The final scenario to consider in our patient, given the positive CSF VZV PCR finding, was that a CNS zoster infection was present but that he also had AIN. Although most patients with VZV meningoencephalitis have an abnormal CSF white blood cell count, it can be absent in VZV vasculopathy [4]. Although CSF pleocytosis may be absent in VZV vasculopathy, imaging abnormalities are present in 97% of cases [4]. In addition, the detection of intrathecal anti-VZV IgG is specific for CNS VZV disease and VZV vasculopathy [4, 16,17,18]. Our patient had normal imaging findings and negative VZV CSF serologies, making this scenario less likely. CSF anti-VZV IgM and IgG take several days to rise after VZV infection, but they will remain positive in the CSF for months, whereas VZV DNA would likely clear from the CSF over the course of weeks [3]. As a result, serology’s role may be greater in cases in which CNS VZV disease is suspected but the rash is absent and the CSF PCR result is negative [16]. Although serologies are helpful in identifying CNS VZV disease, they may take several days to return. If VZV or HSV encephalitis is suspected and there is also concern for AIN, consultation with an infectious disease specialist and a pharmacist can help determine when acyclovir treatment should be restarted and the appropriate acyclovir dose.

Case conclusion and summary

After discontinuation of acyclovir and two hemodialysis sessions on consecutive days, our patient had significant clinical improvement. On hospital day 5, his anti-VZV IgM and IgG levels from the CSF were negative. His acyclovir levels were elevated at 3.7 μg/ml (three times the upper limit of normal for a trough value), further supporting a diagnosis of AIN. Because complete clinical recovery occurred while withholding acyclovir, repeat lumbar puncture to repeat anti-VZV titers or the viral PCR was not performed. During a follow-up phone call with the patient and his family 6 months later, the patient had experienced no neurologic sequelae and had no presentations to other facilities for neurologic symptoms.

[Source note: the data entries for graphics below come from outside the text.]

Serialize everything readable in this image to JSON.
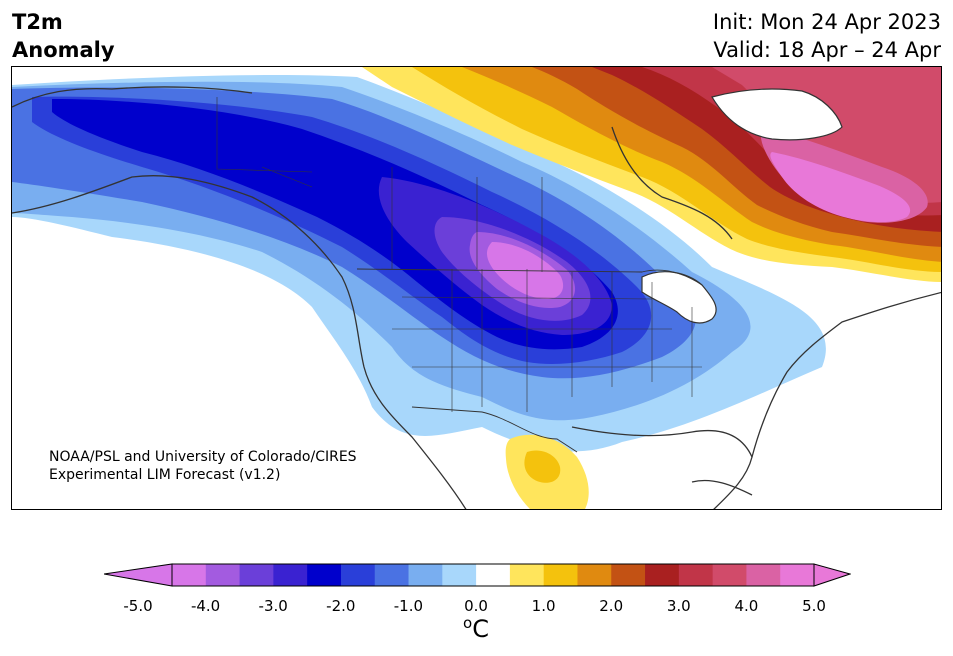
{
  "header": {
    "title_line1": "T2m",
    "title_line2": "Anomaly",
    "init_text": "Init: Mon 24 Apr 2023",
    "valid_text": "Valid: 18 Apr – 24 Apr"
  },
  "map": {
    "region": "North America",
    "projection": "Lambert conformal",
    "notable_patterns": [
      "strong cold anomaly (-3 to -5 C) centered over northern Great Plains",
      "cold anomaly extending through Alaska and western Canada",
      "warm anomaly (+3 to +5 C) over Labrador/Quebec and Greenland",
      "slight warm anomaly (+1 to +2 C) over northern Mexico"
    ]
  },
  "credit": {
    "line1": "NOAA/PSL and University of Colorado/CIRES",
    "line2": "Experimental LIM Forecast (v1.2)"
  },
  "colorbar": {
    "colors": [
      "#d776e8",
      "#a35be0",
      "#6b3fd9",
      "#3a22d1",
      "#0000cc",
      "#2a3fd9",
      "#4a72e3",
      "#79aef0",
      "#a8d7fb",
      "#ffffff",
      "#ffe55c",
      "#f4c20d",
      "#e08a10",
      "#c35214",
      "#a92020",
      "#c13548",
      "#d14b6a",
      "#da62a4",
      "#e878d8"
    ],
    "tick_labels": [
      "-5.0",
      "-4.0",
      "-3.0",
      "-2.0",
      "-1.0",
      "0.0",
      "1.0",
      "2.0",
      "3.0",
      "4.0",
      "5.0"
    ],
    "unit_base": "C",
    "unit_sup": "o"
  }
}
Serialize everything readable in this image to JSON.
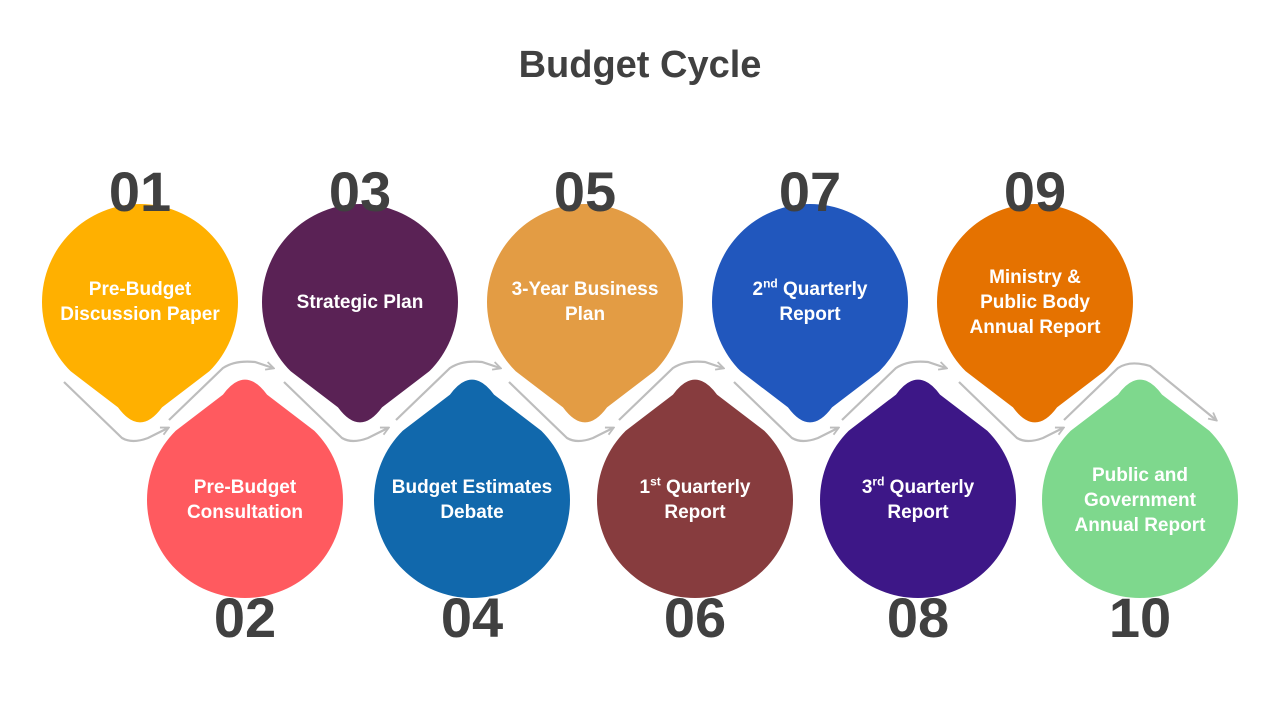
{
  "title": "Budget Cycle",
  "colors": {
    "numbers": "#404040",
    "connector": "#bdbdbd"
  },
  "steps": [
    {
      "number": "01",
      "lines": [
        "Pre-Budget",
        "Discussion Paper"
      ],
      "color": "#FFB000"
    },
    {
      "number": "02",
      "lines": [
        "Pre-Budget",
        "Consultation"
      ],
      "color": "#FF5A5F"
    },
    {
      "number": "03",
      "lines": [
        "Strategic Plan"
      ],
      "color": "#5A2255"
    },
    {
      "number": "04",
      "lines": [
        "Budget Estimates",
        "Debate"
      ],
      "color": "#1168AC"
    },
    {
      "number": "05",
      "lines": [
        "3-Year Business",
        "Plan"
      ],
      "color": "#E39C44"
    },
    {
      "number": "06",
      "ord": "1",
      "sup": "st",
      "lines": [
        " Quarterly",
        "Report"
      ],
      "color": "#873C3E"
    },
    {
      "number": "07",
      "ord": "2",
      "sup": "nd",
      "lines": [
        " Quarterly",
        "Report"
      ],
      "color": "#2157BD"
    },
    {
      "number": "08",
      "ord": "3",
      "sup": "rd",
      "lines": [
        " Quarterly",
        "Report"
      ],
      "color": "#3D1787"
    },
    {
      "number": "09",
      "lines": [
        "Ministry &",
        "Public Body",
        "Annual Report"
      ],
      "color": "#E57200"
    },
    {
      "number": "10",
      "lines": [
        "Public and",
        "Government",
        "Annual Report"
      ],
      "color": "#7ED88D"
    }
  ]
}
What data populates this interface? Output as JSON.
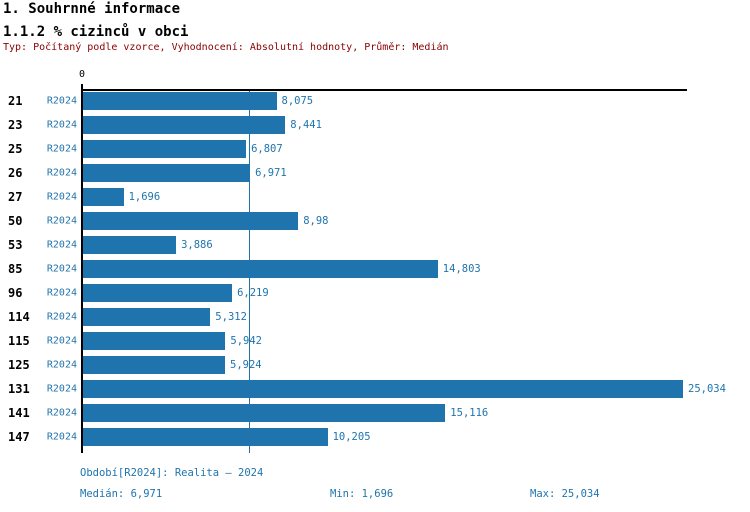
{
  "header": {
    "title": "1. Souhrnné informace",
    "subtitle": "1.1.2 % cizinců v obci",
    "meta": "Typ: Počítaný podle vzorce, Vyhodnocení: Absolutní hodnoty, Průměr: Medián"
  },
  "chart_data": {
    "type": "bar",
    "orientation": "horizontal",
    "title": "1.1.2 % cizinců v obci",
    "axis_zero_label": "0",
    "categories": [
      "21",
      "23",
      "25",
      "26",
      "27",
      "50",
      "53",
      "85",
      "96",
      "114",
      "115",
      "125",
      "131",
      "141",
      "147"
    ],
    "series": [
      {
        "name": "R2024",
        "values": [
          8.075,
          8.441,
          6.807,
          6.971,
          1.696,
          8.98,
          3.886,
          14.803,
          6.219,
          5.312,
          5.942,
          5.924,
          25.034,
          15.116,
          10.205
        ]
      }
    ],
    "value_labels": [
      "8,075",
      "8,441",
      "6,807",
      "6,971",
      "1,696",
      "8,98",
      "3,886",
      "14,803",
      "6,219",
      "5,312",
      "5,942",
      "5,924",
      "25,034",
      "15,116",
      "10,205"
    ],
    "xlim": [
      0,
      25.034
    ],
    "median": 6.971,
    "grid": false,
    "legend_position": "none"
  },
  "footer": {
    "period": "Období[R2024]: Realita – 2024",
    "median": "Medián: 6,971",
    "min": "Min: 1,696",
    "max": "Max: 25,034"
  },
  "colors": {
    "bar": "#1F74AD",
    "accent": "#1F74AD",
    "median": "#1F74AD",
    "meta": "#8B0000"
  }
}
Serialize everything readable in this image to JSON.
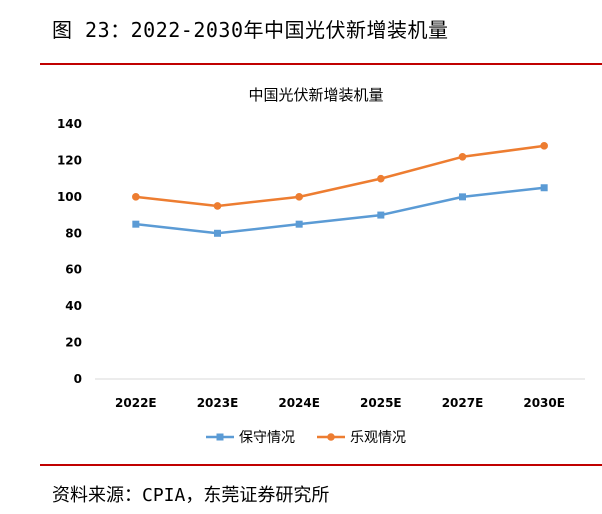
{
  "figure_title": "图 23：2022-2030年中国光伏新增装机量",
  "source": "资料来源：CPIA，东莞证券研究所",
  "chart_data": {
    "type": "line",
    "title": "中国光伏新增装机量",
    "categories": [
      "2022E",
      "2023E",
      "2024E",
      "2025E",
      "2027E",
      "2030E"
    ],
    "series": [
      {
        "name": "保守情况",
        "values": [
          85,
          80,
          85,
          90,
          100,
          105
        ],
        "color": "#5b9bd5",
        "marker": "square"
      },
      {
        "name": "乐观情况",
        "values": [
          100,
          95,
          100,
          110,
          122,
          128
        ],
        "color": "#ed7d31",
        "marker": "circle"
      }
    ],
    "yticks": [
      0,
      20,
      40,
      60,
      80,
      100,
      120,
      140
    ],
    "ylim": [
      0,
      140
    ],
    "grid": false,
    "legend": "bottom"
  }
}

In summary, AIN is a rare dose-dependent side effect of acyclovir therapy. It should be considered in the differential diagnosis when patients receiving acyclovir present with acute encephalopathy. It most often occurs in the setting of impaired renal function. The clinical presentation of AIN has significant overlap with the clinical presentation of VZV encephalitis [7]. Positive molecular testing of VZV in the CSF may occur in the setting of acute cutaneous zoster in the absence of actual CNS VZV disease [15]. False-positive results with the molecular PCR panel have been documented as well [13]. Clinicians will face the challenging decision of whether to continue acyclovir therapy in this setting. Results of additional testing of the CSF for anti-VZV antibodies and acyclovir levels may take several days to return. Compared with VZV encephalitis, AIN has a characteristic pattern of clinical resolution that may retrospectively aid in diagnosis. Patients with AIN typically have a complete resolution within 1–5 days following acyclovir discontinuation, depending on if the patient undergoes dialysis [8, 12]. We based our decision to discontinue acyclovir therapy on our patient’s normal CSF white blood cell count, history of incorrect acyclovir dosing, and rapid clinical improvement after the first session of dialysis. Ensuring appropriate clinical care requires careful consideration of alternative etiologies for altered mental status, knowledge of this rare side effect of acyclovir, and, finally, knowledge of what additional testing can either confirm or rule out active VZV CNS disease.